Le PM pense à faire contribuer les spécialistes (mauvaise idée, à mon avis, mais coudonc) ? Ils ne veulent pas y aller. Les gens qui veulent y aller ? La machine n’en veut pas. On se dit qu’on devrait avoir des équipes stables et permanentes dans les établissements ? Eh ben non. Les équipes sont « volantes ». Pas foutues d’avoir des horaires qui soient « humains » à la fois pour le personnel et les malades, de créer des environnements plus humanistes et humanisant. Les équipes butinent d’un établissement à l’autre en semant des graines du virus trop content de s’agripper aux plus faibles d’entre nous.

Dernière du jour : 5000 travailleurs dans le réseau ne vont plus travailler. Ils sont absents. Pas parce qu’ils sont infectés, dit-on. Ils ne vont juste plus travailler. C’est ça qui est ça. « It is what it is », comme disent les anglophones.

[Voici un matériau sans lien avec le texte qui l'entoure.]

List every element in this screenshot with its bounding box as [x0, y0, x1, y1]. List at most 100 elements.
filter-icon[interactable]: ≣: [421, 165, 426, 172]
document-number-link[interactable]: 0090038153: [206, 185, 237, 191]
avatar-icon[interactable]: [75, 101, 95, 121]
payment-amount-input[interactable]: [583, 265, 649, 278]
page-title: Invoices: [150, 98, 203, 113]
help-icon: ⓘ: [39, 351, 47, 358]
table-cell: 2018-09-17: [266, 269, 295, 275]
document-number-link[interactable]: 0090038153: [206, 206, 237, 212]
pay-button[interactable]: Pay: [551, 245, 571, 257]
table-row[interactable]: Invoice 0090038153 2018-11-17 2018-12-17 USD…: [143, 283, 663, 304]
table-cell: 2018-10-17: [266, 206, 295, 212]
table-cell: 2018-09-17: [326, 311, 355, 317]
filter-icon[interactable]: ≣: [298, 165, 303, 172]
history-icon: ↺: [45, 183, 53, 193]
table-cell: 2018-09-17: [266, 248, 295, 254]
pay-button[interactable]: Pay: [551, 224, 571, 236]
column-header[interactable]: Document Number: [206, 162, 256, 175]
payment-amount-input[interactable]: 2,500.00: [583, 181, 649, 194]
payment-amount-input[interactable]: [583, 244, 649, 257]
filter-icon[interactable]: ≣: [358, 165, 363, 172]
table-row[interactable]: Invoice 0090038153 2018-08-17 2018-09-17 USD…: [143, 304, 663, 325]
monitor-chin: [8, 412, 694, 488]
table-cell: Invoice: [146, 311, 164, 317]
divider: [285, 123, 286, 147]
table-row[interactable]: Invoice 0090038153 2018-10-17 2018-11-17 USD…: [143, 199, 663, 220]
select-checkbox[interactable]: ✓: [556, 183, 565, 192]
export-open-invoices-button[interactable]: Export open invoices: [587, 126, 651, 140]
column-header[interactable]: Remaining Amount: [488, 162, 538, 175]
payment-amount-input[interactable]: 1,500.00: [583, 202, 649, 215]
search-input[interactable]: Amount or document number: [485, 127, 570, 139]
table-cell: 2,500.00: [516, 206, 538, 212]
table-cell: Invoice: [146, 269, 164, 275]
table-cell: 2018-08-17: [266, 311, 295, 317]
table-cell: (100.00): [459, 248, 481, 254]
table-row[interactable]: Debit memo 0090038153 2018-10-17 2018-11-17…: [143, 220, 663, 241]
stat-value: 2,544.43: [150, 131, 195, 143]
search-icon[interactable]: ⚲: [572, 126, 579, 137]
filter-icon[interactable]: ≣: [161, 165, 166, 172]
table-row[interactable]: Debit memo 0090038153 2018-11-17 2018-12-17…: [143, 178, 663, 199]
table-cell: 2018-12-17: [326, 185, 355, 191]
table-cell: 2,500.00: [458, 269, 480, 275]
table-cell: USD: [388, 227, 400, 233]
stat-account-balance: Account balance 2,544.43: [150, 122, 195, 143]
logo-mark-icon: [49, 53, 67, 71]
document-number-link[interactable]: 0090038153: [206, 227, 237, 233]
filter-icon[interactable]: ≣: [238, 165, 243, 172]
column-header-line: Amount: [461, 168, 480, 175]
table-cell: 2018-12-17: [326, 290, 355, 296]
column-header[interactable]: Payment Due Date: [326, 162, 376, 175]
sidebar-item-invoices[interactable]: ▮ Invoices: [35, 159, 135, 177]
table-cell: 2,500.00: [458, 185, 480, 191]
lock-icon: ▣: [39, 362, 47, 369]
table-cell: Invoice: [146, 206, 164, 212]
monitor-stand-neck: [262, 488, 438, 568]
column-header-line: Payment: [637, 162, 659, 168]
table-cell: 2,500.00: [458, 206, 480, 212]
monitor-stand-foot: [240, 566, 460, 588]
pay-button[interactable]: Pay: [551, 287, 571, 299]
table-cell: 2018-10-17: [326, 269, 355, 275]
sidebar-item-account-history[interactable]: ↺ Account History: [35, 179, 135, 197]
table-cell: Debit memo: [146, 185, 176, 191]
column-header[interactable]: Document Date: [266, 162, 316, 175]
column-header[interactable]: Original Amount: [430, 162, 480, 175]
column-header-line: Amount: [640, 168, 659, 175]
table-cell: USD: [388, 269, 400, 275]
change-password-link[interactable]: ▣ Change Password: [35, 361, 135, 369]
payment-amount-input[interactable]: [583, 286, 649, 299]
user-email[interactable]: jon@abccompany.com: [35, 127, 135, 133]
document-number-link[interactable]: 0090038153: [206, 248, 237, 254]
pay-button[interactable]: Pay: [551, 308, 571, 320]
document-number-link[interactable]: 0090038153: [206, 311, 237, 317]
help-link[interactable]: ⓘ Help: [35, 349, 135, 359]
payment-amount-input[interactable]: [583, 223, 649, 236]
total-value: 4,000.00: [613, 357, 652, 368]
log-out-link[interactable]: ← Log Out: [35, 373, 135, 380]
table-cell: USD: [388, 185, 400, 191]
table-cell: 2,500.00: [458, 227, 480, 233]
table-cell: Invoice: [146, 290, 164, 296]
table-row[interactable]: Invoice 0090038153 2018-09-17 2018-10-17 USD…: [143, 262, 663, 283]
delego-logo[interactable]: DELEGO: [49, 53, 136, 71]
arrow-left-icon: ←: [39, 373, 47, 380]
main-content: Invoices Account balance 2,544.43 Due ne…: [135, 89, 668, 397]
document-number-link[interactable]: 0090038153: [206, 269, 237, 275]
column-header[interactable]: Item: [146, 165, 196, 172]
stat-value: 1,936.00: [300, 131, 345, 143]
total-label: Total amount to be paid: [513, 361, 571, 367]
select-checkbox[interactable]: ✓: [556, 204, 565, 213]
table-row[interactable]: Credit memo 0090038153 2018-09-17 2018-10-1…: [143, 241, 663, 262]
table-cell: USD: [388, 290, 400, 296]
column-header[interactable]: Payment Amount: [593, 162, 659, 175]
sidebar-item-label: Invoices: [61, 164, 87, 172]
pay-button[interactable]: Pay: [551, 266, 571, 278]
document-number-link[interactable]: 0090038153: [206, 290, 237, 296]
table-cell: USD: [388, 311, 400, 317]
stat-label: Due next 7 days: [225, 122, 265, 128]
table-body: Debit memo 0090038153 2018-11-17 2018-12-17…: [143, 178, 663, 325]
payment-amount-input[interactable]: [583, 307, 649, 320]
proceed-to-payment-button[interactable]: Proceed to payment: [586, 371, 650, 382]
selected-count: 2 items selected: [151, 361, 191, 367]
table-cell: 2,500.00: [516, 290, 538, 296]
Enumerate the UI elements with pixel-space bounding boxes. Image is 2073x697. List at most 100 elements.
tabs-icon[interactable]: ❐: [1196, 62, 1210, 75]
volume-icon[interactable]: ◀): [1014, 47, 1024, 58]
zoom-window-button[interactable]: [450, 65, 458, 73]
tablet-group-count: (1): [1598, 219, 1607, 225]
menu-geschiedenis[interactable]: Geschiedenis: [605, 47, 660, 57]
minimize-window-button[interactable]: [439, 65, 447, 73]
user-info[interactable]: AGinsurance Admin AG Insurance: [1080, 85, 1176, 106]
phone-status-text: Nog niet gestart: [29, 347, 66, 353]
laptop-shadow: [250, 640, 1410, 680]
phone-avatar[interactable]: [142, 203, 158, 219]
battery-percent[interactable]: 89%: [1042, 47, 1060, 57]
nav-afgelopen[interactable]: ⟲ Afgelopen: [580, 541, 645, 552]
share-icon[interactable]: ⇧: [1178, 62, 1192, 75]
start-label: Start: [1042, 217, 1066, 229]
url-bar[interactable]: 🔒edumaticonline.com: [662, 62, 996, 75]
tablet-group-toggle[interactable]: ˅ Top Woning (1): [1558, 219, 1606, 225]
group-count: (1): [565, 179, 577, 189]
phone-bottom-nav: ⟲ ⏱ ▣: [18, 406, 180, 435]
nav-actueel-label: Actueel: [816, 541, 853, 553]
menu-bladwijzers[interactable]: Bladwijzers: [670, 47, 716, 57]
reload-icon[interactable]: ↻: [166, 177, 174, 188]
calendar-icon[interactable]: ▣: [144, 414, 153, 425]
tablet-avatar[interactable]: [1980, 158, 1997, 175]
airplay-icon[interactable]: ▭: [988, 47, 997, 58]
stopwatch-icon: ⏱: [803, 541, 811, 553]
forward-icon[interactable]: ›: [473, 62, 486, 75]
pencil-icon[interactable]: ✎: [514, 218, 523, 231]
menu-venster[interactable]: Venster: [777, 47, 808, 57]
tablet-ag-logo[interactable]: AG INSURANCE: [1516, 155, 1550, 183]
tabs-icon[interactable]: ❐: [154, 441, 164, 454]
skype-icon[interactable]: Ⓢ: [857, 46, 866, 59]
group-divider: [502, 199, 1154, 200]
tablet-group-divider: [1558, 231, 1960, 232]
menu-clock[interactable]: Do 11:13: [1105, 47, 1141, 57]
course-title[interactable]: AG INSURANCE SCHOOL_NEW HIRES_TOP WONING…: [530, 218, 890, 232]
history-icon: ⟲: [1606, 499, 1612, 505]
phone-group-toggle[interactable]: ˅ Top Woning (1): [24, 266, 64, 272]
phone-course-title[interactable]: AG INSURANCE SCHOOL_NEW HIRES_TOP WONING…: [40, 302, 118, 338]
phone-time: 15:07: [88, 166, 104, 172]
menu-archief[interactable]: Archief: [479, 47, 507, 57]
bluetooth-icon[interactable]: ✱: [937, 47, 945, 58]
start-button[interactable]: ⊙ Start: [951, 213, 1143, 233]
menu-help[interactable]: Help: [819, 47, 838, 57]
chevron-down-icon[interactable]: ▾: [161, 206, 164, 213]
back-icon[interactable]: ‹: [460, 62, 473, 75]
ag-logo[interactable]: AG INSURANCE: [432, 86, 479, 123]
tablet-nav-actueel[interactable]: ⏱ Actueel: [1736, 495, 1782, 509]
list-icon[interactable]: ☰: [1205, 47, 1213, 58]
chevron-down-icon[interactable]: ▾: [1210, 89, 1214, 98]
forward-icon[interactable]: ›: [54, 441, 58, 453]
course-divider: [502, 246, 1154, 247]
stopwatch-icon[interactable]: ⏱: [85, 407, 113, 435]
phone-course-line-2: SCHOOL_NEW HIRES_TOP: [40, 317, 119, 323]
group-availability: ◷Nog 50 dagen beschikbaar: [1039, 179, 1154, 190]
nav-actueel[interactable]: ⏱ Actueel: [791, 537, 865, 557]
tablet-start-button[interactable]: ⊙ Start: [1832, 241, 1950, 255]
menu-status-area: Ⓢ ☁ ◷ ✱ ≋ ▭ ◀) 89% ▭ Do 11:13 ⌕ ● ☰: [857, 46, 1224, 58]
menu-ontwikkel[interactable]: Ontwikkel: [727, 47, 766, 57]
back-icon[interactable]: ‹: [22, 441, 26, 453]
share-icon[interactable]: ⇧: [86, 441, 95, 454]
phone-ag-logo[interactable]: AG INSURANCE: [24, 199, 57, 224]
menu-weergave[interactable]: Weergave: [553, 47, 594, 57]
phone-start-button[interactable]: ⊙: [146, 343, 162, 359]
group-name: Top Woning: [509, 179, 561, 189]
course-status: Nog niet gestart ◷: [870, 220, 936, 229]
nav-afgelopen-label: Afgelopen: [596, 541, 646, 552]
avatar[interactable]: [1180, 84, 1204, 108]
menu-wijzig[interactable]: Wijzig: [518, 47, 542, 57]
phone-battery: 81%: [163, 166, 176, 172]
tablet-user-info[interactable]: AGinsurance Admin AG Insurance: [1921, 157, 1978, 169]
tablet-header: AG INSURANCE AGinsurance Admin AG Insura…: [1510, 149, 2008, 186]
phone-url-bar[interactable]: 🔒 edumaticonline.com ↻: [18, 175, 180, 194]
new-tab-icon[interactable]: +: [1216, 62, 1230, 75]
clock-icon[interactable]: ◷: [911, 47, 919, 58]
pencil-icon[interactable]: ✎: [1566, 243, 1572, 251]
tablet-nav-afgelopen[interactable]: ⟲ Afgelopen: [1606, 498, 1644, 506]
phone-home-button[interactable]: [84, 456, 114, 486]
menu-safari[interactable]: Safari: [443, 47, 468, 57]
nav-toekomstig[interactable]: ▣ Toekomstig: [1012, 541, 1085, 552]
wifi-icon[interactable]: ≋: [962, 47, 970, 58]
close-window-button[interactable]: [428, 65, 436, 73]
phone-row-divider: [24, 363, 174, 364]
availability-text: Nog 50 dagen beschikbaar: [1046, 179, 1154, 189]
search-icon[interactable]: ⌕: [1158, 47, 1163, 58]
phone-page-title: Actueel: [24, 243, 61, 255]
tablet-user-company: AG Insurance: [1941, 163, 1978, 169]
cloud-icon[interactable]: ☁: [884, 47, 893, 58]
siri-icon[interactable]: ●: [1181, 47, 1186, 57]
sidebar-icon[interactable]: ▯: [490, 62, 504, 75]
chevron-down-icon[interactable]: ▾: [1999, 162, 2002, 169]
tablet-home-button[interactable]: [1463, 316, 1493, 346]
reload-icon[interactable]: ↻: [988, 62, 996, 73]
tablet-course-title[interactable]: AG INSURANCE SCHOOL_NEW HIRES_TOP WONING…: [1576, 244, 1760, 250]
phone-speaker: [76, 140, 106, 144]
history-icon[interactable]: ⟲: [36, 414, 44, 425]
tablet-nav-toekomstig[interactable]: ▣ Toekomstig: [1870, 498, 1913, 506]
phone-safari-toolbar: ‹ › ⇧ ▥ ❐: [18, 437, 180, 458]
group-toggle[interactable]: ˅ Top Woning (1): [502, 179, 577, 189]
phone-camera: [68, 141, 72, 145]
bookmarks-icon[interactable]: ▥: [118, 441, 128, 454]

La situation dans les CHSLD? C’est peine perdue. On a échoué. Il n’y a rien qui puisse corriger de manière significative la situation. Les anges gardiens se sont envolés. Nous en sommes à solliciter les soldats de notre armée et Dieu merci à ses gens qui répondent à l’appel. Constat d’échec. Ravalons. Ayons honte. Compatissons. Mais on aura passé tout droit. Un gros « E » qui ne se rattrape pas.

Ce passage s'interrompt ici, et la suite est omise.